O que realmente muda com a pausa na emissão de vistos dos EUA?

O Brasil passou a integrar a lista de 75 países mencionados pelo governo dos Estados Unidos após a decisão de pausar temporariamente a emissão de vistos de imigração

O Brasil passou a integrar a lista de 75 países mencionados pelo governo dos Estados Unidos após a decisão de pausar temporariamente a emissão de vistos de imigração, aqueles que resultam no green card. A medida, comunicada oficialmente pelo Departamento de Estado, órgão responsável por embaixadas, consulados e pela emissão de vistos, ganhou grande repercussão e gerou apreensão imediata entre brasileiros que já estão em processo ou planejavam iniciar um pedido.

Como costuma ocorrer em temas imigratórios, porém, o impacto das manchetes foi maior do que o efeito prático da decisão.

É fundamental esclarecer que a pausa não significa cancelamento de vistos, tampouco o encerramento de processos em andamento. Trata-se de uma interrupção administrativa pontual que ocorre após a entrevista consular, fase em que o pedido já foi analisado pela imigração americana e avaliado pelo oficial consular. As entrevistas seguem acontecendo normalmente. O que muda é o tempo adicional dedicado à análise final antes da emissão do visto.

O objetivo central dessa pausa é permitir uma avaliação mais aprofundada da admissibilidade do solicitante ao visto de imigrante. Entre as principais preocupações do governo americano está o risco de que o aplicante venha a se tornar um public charge, ou seja, alguém que possa depender de benefícios públicos no futuro, ou que já tenha feito uso indevido desses benefícios no passado.

Esse tipo de medida não é inédito. Pausas semelhantes já ocorreram em diferentes categorias ao longo dos anos, sempre com foco em revisar volumes elevados de solicitações, reforçar critérios de elegibilidade e identificar inconsistências ou tentativas de fraude. O que muda hoje é a velocidade com que a informação se espalha, muitas vezes de forma alarmista, ampliando a sensação de insegurança.

Na prática, quem já iniciou um processo não perde o que foi feito até aqui. O principal impacto é o possível alongamento do prazo de resposta após a entrevista, o que torna ainda mais importante agir com planejamento, documentação consistente e orientação adequada. Decisões tomadas com base apenas em manchetes podem gerar erros difíceis de reverter.
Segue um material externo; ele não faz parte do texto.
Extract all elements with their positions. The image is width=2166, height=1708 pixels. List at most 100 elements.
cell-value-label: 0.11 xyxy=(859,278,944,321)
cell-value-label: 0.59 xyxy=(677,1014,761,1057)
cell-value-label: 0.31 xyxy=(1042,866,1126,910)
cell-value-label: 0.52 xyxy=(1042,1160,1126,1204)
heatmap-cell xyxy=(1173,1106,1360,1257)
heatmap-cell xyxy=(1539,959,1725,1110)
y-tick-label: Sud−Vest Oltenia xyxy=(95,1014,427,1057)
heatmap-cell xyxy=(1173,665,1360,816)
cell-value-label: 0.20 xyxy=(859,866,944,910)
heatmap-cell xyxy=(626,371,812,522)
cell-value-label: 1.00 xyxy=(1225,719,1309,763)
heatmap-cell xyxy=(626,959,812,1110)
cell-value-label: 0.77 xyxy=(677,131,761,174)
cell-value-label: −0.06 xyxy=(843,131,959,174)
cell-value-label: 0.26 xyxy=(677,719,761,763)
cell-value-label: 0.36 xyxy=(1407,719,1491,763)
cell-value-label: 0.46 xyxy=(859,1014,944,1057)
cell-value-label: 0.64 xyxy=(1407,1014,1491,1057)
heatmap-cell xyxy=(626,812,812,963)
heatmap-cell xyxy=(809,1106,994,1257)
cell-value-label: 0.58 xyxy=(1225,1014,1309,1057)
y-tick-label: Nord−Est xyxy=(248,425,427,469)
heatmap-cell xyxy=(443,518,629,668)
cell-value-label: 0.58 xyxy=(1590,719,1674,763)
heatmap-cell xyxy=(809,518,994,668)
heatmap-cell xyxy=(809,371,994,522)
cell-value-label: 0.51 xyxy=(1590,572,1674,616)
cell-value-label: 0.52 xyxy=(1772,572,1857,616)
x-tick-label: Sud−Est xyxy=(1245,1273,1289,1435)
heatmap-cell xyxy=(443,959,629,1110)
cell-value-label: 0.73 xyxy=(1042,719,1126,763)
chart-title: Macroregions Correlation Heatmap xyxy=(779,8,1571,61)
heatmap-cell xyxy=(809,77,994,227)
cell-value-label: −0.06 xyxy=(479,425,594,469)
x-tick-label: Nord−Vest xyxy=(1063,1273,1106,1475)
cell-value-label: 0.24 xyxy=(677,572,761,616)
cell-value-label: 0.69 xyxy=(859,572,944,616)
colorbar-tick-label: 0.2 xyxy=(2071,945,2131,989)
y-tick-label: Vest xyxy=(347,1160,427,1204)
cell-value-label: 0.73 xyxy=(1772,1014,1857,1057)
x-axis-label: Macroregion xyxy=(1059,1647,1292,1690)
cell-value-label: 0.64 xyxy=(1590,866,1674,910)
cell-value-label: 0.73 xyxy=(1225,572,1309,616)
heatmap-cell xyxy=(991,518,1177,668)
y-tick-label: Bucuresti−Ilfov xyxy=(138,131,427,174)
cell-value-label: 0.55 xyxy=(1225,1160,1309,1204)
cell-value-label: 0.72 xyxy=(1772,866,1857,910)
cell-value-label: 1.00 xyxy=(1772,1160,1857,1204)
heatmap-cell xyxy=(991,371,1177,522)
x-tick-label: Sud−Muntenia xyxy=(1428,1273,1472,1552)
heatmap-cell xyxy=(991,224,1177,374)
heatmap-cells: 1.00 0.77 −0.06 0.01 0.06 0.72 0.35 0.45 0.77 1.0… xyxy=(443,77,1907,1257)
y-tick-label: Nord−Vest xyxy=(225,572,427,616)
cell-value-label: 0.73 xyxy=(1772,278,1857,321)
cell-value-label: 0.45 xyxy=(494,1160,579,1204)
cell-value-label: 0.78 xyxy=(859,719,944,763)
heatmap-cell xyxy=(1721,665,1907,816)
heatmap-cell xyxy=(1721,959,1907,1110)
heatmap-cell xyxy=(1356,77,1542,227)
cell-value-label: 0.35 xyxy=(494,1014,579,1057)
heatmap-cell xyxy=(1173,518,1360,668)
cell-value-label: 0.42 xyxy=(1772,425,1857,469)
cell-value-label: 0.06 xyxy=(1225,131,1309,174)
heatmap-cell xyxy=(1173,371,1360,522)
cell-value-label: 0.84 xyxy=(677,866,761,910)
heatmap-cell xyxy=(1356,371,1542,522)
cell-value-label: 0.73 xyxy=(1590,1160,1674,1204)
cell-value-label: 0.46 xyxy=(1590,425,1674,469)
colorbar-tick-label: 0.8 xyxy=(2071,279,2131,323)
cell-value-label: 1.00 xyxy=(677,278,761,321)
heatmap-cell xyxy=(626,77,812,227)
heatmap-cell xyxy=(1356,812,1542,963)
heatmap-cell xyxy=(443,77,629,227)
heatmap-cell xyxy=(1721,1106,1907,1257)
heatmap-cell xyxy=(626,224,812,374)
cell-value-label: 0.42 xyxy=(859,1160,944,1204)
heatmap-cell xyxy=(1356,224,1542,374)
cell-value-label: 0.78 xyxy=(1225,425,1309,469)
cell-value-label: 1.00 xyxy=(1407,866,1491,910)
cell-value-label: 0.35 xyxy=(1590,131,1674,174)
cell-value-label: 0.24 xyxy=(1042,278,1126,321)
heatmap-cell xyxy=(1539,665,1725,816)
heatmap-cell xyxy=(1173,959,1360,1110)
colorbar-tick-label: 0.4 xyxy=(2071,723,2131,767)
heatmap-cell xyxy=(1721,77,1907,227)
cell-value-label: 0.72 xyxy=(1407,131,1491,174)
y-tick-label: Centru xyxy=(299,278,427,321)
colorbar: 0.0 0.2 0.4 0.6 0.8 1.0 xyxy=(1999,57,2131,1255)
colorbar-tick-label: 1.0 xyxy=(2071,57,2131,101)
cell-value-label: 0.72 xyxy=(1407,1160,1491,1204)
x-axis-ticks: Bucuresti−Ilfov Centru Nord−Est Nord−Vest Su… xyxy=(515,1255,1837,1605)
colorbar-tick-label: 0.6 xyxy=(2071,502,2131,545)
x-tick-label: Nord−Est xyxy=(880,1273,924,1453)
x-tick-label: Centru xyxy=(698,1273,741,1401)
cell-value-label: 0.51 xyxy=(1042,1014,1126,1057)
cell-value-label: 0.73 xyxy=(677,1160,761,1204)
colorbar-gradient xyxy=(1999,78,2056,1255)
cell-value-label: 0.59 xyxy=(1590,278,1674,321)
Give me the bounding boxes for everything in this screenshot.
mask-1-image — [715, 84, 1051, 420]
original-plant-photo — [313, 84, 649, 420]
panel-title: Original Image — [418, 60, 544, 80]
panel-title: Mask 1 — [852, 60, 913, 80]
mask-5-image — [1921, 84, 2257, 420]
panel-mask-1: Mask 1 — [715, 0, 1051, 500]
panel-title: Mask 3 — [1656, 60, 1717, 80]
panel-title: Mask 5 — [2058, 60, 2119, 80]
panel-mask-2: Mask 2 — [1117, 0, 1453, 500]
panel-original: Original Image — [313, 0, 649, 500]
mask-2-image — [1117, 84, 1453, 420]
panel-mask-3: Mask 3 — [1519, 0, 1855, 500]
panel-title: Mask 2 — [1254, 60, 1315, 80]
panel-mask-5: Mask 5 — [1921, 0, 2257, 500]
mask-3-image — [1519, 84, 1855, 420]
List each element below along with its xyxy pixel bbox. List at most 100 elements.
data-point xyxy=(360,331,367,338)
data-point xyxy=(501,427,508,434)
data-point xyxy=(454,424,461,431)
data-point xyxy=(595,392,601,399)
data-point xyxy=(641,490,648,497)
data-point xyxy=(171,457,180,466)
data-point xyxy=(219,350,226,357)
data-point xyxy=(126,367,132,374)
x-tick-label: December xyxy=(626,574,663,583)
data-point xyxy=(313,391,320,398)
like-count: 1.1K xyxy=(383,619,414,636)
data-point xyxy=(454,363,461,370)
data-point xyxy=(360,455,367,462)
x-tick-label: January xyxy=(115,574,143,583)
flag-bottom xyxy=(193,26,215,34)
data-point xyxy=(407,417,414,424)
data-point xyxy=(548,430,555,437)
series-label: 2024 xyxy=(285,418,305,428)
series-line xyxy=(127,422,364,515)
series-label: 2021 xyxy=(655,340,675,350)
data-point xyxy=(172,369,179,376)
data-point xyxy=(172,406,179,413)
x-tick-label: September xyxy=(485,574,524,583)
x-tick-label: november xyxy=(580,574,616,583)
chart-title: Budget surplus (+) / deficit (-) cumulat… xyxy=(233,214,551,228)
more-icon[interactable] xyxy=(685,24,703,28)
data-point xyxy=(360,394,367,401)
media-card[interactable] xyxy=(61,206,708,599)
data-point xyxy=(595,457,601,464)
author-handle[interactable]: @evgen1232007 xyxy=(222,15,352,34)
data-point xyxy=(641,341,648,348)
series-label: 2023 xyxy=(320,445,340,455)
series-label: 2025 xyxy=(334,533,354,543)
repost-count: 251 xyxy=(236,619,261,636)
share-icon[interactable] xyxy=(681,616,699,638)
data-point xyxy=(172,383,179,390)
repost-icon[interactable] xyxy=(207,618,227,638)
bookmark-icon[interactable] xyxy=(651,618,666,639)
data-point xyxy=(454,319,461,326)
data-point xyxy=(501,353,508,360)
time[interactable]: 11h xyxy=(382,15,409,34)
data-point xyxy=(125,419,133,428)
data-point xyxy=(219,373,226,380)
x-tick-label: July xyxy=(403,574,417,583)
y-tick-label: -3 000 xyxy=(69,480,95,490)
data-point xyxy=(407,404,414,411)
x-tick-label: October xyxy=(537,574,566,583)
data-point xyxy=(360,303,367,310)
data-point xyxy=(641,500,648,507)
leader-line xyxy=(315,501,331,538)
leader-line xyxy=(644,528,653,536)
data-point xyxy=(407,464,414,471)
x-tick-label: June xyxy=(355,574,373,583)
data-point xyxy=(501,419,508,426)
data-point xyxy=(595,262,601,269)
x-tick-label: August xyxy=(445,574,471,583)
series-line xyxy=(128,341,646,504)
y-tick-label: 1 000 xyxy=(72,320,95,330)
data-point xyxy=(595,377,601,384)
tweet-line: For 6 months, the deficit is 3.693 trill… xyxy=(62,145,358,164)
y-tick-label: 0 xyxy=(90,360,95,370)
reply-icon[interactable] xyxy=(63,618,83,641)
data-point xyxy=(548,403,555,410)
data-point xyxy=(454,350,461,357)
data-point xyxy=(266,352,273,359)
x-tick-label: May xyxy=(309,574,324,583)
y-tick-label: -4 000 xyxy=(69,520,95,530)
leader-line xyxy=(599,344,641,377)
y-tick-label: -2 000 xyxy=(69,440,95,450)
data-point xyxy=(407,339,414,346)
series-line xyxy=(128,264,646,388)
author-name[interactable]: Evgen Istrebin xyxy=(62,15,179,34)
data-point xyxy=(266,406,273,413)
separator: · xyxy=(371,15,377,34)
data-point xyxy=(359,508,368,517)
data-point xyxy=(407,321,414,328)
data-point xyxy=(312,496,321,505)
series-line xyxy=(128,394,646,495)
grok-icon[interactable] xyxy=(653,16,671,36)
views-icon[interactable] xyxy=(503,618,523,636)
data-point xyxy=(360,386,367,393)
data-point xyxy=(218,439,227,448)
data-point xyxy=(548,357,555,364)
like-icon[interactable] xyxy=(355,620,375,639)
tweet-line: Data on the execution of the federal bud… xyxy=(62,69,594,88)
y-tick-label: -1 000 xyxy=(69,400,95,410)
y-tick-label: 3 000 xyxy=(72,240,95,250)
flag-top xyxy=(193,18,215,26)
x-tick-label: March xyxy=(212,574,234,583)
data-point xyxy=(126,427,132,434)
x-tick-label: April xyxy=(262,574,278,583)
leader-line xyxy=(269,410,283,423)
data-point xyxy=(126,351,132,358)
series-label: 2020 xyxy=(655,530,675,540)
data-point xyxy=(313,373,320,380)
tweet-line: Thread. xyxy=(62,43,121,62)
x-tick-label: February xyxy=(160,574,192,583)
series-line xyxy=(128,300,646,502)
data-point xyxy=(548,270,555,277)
Outro aspecto que ganha ainda mais peso em momentos de revisão criteriosa é o comportamento do solicitante fora dos formulários oficiais, especialmente nas redes sociais. O monitoramento de perfis públicos por parte da imigração americana é uma prática antiga e amplamente conhecida. Hoje, com o apoio de tecnologia e inteligência artificial, essa análise se tornou ainda mais minuciosa.

Postagens que indiquem intenção de trabalhar com visto inadequado, dificuldades financeiras incompatíveis com a documentação apresentada, busca por emprego antes da autorização legal ou incoerência entre o discurso público e o processo formal podem comprometer seriamente um pedido. Muitas negativas ocorrem sem explicações detalhadas justamente porque esses fatores fazem parte de uma análise ampla de admissibilidade.

Vale reforçar um ponto básico, mas frequentemente negligenciado: vistos de turismo e de estudante não autorizam trabalho. O descumprimento dessas regras pode não apenas resultar na negativa do pedido atual, mas também impactar permanentemente futuras tentativas de entrada ou imigração para os Estados Unidos.

A pausa atual, portanto, não representa uma ruptura na política imigratória americana, mas sinaliza uma atuação mais cirúrgica, criteriosa e restritiva. O sistema segue funcionando, porém com maior rigor na avaliação de riscos e elegibilidade.

Em um ambiente de informação acelerada, o maior perigo não está na medida em si, mas na interpretação precipitada dela. Mais do que pânico, o momento exige leitura cuidadosa, estratégia e responsabilidade, elementos que continuam sendo decisivos em qualquer processo imigratório.

*Dra. Ingrid Domingues-McConville, advogada de imigração nos EUA, com 30 anos de experiência e que acompanha de perto as mudanças nas políticas migratórias e seus efeitos sobre estrangeiros.